Government Continues To Throw Parliamentary Toys Out Of The Pram

Those who voted Leave in the referendum citing a desire to regain "parliamentary sovereignty" as their main reason must look in horror at the events of recent times. Since the less-than-landslide General Election, government has tried every trick in the book to ensure that whatever Parliament is, it ain't sovereign. As they have no genuine majority in Parliament, they are simply ignoring the fact that it is supposed to be the body that shapes the country, and that policy and the laws generated from that policy should get Parliamentary approval.

Government this week ignored, for the third time since the election, an Opposition Day motion which went against them. This time it was a motion to pause the rollout of Universal Credit - a flagship Tory policy that many of their own MPs see as grossly unfair. To avoid an embarrassing defeat(...) they put their strongest sanction, a three-line whip, into abstaining, not even voting against the motion - because they knew there was a chance some Tory rebels could, erm, rebel (one did).

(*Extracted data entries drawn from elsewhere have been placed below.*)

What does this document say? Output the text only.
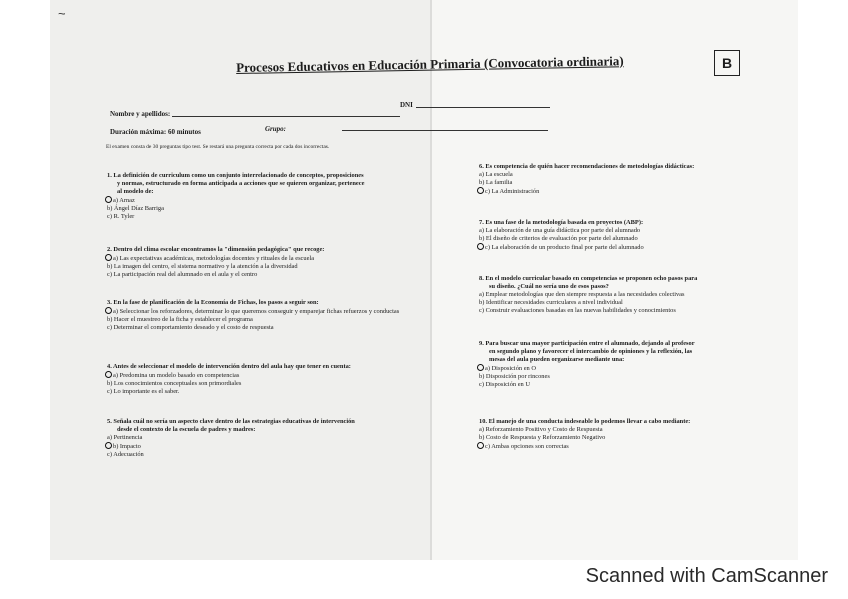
~
B
Procesos Educativos en Educación Primaria (Convocatoria ordinaria)
Nombre y apellidos:
DNI
Duración máxima: 60 minutos	Grupo:
El examen consta de 30 preguntas tipo test. Se restará una pregunta correcta por cada dos incorrectas.
1. La definición de curriculum como un conjunto interrelacionado de conceptos, proposiciones
y normas, estructurado en forma anticipada a acciones que se quieren organizar, pertenece
al modelo de:
a) Arnaz
b) Ángel Díaz Barriga
c) R. Tyler
2. Dentro del clima escolar encontramos la "dimensión pedagógica" que recoge:
a) Las expectativas académicas, metodologías docentes y rituales de la escuela
b) La imagen del centro, el sistema normativo y la atención a la diversidad
c) La participación real del alumnado en el aula y el centro
3. En la fase de planificación de la Economía de Fichas, los pasos a seguir son:
a) Seleccionar los reforzadores, determinar lo que queremos conseguir y emparejar fichas refuerzos y conductas
b) Hacer el muestreo de la ficha y establecer el programa
c) Determinar el comportamiento deseado y el costo de respuesta
4. Antes de seleccionar el modelo de intervención dentro del aula hay que tener en cuenta:
a) Predomina un modelo basado en competencias
b) Los conocimientos conceptuales son primordiales
c) Lo importante es el saber.
5. Señala cuál no sería un aspecto clave dentro de las estrategias educativas de intervención
desde el contexto de la escuela de padres y madres:
a) Pertinencia
b) Impacto
c) Adecuación
6. Es competencia de quién hacer recomendaciones de metodologías didácticas:
a) La escuela
b) La familia
c) La Administración
7. Es una fase de la metodología basada en proyectos (ABP):
a) La elaboración de una guía didáctica por parte del alumnado
b) El diseño de criterios de evaluación por parte del alumnado
c) La elaboración de un producto final por parte del alumnado
8. En el modelo curricular basado en competencias se proponen ocho pasos para
su diseño. ¿Cuál no sería uno de esos pasos?
a) Emplear metodologías que den siempre respuesta a las necesidades colectivas
b) Identificar necesidades curriculares a nivel individual
c) Construir evaluaciones basadas en las nuevas habilidades y conocimientos
9. Para buscar una mayor participación entre el alumnado, dejando al profesor
en segundo plano y favorecer el intercambio de opiniones y la reflexión, las
mesas del aula pueden organizarse mediante una:
a) Disposición en O
b) Disposición por rincones
c) Disposición en U
10. El manejo de una conducta indeseable lo podemos llevar a cabo mediante:
a) Reforzamiento Positivo y Costo de Respuesta
b) Costo de Respuesta y Reforzamiento Negativo
c) Ambas opciones son correctas
Scanned with CamScanner
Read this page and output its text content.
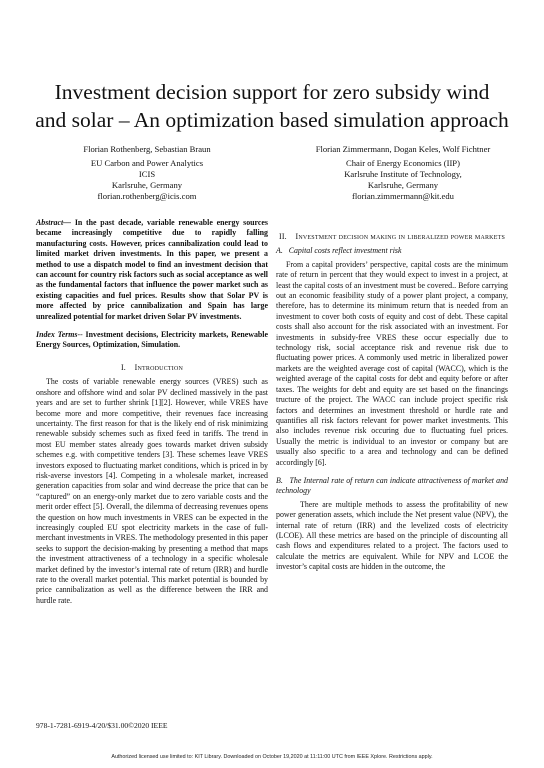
Investment decision support for zero subsidy wind
and solar – An optimization based simulation approach
Florian Rothenberg, Sebastian Braun
EU Carbon and Power Analytics
ICIS
Karlsruhe, Germany
florian.rothenberg@icis.com
Florian Zimmermann, Dogan Keles, Wolf Fichtner
Chair of Energy Economics (IIP)
Karlsruhe Institute of Technology,
Karlsruhe, Germany
florian.zimmermann@kit.edu

Abstract— In the past decade, variable renewable energy sources became increasingly competitive due to rapidly falling manufacturing costs. However, prices cannibalization could lead to limited market driven investments. In this paper, we present a method to use a dispatch model to find an investment decision that can account for country risk factors such as social acceptance as well as the fundamental factors that influence the power market such as existing capacities and fuel prices. Results show that Solar PV is more affected by price cannibalization and Spain has large unrealized potential for market driven Solar PV investments.

Index Terms-- Investment decisions, Electricity markets, Renewable Energy Sources, Optimization, Simulation.

I. Introduction

The costs of variable renewable energy sources (VRES) such as onshore and offshore wind and solar PV declined massively in the past years and are set to further shrink [1][2]. However, while VRES have become more and more competitive, their revenues face increasing uncertainty. The first reason for that is the likely end of risk minimizing renewable subsidy schemes such as fixed feed in tariffs. The trend in most EU member states already goes towards market driven subsidy schemes e.g. with competitive tenders [3]. These schemes leave VRES investors exposed to fluctuating market conditions, which is priced in by risk-averse investors [4]. Competing in a wholesale market, increased generation capacities from solar and wind decrease the price that can be “captured” on an energy-only market due to zero variable costs and the merit order effect [5]. Overall, the dilemma of decreasing revenues opens the question on how much investments in VRES can be expected in the increasingly coupled EU spot electricity markets in the case of full-merchant investments in VRES. The methodology presented in this paper seeks to support the decision-making by presenting a method that maps the investment attractiveness of a technology in a specific wholesale market defined by the investor’s internal rate of return (IRR) and hurdle rate to the overall market potential. This market potential is bounded by price cannibalization as well as the difference between the IRR and hurdle rate.

II. Investment decision making in liberalized power markets

A. Capital costs reflect investment risk

From a capital providers’ perspective, capital costs are the minimum rate of return in percent that they would expect to invest in a project, at least the capital costs of an investment must be covered.. Before carrying out an economic feasibility study of a power plant project, a company, therefore, has to determine its minimum return that is needed from an investment to cover both costs of equity and cost of debt. These capital costs shall also account for the risk associated with an investment. For investments in subsidy-free VRES these occur especially due to technology risk, social acceptance risk and revenue risk due to fluctuating power prices. A commonly used metric in liberalized power markets are the weighted average cost of capital (WACC), which is the weighted average of the capital costs for debt and equity before or after taxes. The weights for debt and equity are set based on the financings tructure of the project. The WACC can include project specific risk factors and determines an investment threshold or hurdle rate and quantifies all risk factors relevant for power market investments. This also includes revenue risk occuring due to fluctuating fuel prices. Usually the metric is individual to an investor or company but are usually also specific to a area and technology and can be defined accordingly [6].

B. The Internal rate of return can indicate attractiveness of market and technology

There are multiple methods to assess the profitability of new power generation assets, which include the Net present value (NPV), the internal rate of return (IRR) and the levelized costs of electricity (LCOE). All these metrics are based on the principle of discounting all cash flows and expenditures related to a project. The factors used to calculate the metrics are equivalent. While for NPV and LCOE the investor’s capital costs are hidden in the outcome, the

978-1-7281-6919-4/20/$31.00©2020 IEEE
Authorized licensed use limited to: KIT Library. Downloaded on October 19,2020 at 11:11:00 UTC from IEEE Xplore. Restrictions apply.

In the Parliamentary game, in order to have a division when one side calls a motion, at least two people have to shout "NO". Also you need two people to act as tellers for each side, who count and verify the votes but don't have a vote themselves. None of this is usually a problem in a normal run of Parliament, because both sides play ball. In this instance, the opposition benches actually had to have their own people "oppose" their own motion to cause a division (again, due to the odd way all this works, those people couldn't then vote in favour of it in the division, but they could abstain). Also the Opposition benches had to provide all the tellers. Government had simply thrown all their Parliamentary toys out of the pram and refused to play. They lost the vote 299 votes to 0, Tory MP Sarah Wollaston voting with the opposition.

However, after the vote, the Leader of the House said "these kinds of votes are non-binding so we can ignore them" (somewhat overlooking the fact that the biggest non-binding vote of this century was the Referendum - and they're not ignoring that are they?).

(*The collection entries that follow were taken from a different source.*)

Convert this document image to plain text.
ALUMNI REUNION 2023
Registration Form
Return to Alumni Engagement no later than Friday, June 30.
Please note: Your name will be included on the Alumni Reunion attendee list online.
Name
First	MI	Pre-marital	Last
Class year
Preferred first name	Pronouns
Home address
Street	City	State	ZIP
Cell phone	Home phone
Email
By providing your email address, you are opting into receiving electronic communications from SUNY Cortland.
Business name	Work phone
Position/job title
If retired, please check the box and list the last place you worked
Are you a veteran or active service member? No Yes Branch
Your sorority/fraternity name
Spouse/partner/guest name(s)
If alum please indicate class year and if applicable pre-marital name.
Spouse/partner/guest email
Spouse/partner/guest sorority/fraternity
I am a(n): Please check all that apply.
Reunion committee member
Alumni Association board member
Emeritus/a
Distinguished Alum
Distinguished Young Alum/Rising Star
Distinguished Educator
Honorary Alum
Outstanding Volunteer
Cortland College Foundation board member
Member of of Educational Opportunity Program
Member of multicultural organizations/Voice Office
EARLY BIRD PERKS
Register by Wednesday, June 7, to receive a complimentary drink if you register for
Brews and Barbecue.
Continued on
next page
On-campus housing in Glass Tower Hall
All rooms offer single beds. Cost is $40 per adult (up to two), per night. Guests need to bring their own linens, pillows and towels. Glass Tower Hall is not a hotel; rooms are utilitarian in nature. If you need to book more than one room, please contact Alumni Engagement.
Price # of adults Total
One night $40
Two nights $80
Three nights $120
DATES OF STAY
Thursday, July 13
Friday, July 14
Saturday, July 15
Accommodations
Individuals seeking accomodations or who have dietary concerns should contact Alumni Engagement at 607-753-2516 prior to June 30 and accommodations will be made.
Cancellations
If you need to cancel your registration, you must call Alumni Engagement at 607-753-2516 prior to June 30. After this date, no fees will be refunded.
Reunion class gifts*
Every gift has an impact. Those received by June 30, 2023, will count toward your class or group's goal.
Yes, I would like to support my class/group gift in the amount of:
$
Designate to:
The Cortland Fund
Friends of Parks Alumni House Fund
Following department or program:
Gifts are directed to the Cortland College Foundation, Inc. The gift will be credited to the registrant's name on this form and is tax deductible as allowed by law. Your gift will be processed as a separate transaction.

Government wasn't the only group to ignore this outcome after the vote - media outlets were strangely keen to follow suit. Reading major online news, you'd be hard pressed to spot that the government had suffered its third Parliamentary defeat since the Election, and only the fourth since 2009 (settlement rights for Ghurkas under Gordon Brown as PM, thanks for asking).

This is the BBC Politics homepage on the morning after the government was defeated in Parliament on its flagship proposal: -

Spot the Government Defeat (you can't, it's not there)

It seems government are happy to be absolutely crushed in motion after motion rather than vote in them and risk being narrowly defeated. Which is fine as long as you don't enrage the Speaker in the process (who has a lot of power to make life difficult for government). Some on the government side were actually trying to convince the Speaker that this shouldn't be considered the "will of the house" because they hadn't voted. It's like playing a football match but not actually going on the pitch, then saying the opposition's hatful of goals don't count because you weren't there. Needless to say Mr Bercow was having none of it.

In a Parliament with a decent majority these votes usually are listened to and do have an effect. A closer than expected opposition vote is taken as a sign that the policy is flawed and needs some rework, even though a large majority government would obviously defeat any Opposition motion. And with Universal Credit there'll no doubt be some changes announced in the Budget, money permitting. But the current government is so fragile that they can't accept a defeat and can't even risk one, or the whole House of Cards could collapse (Note to self: there's probably a TV series in this drama - must try to think of a name for it).

In Thursday's session, Tory MP Sir Edward Leigh bravely spoke up in Parliament about government's disdain for norms, saying "The road to tyranny is paved with executives ignoring Parliaments". Though fortunately for them he did this after obediently abstaining from the vote he was complaining about them abstaining from. He must be trying to emulate that famous advocate of consuming, while simultaneously retaining, foodstuffs.

Sir Edward did make a good point though - government has potentially opened Pandora's box with this. If/when there's a future Labour government that is defeated in a Commons vote, do they return to the moral high ground, accept the Will of the House and amend their plans, or do they proceed with the new norm that it's fine to ignore Parliamentary votes which they don't like? Further, will the current government continue to ignore them for as long as it lasts?

Truly the road to tyranny. And not what many would call Parliamentary Sovereignty.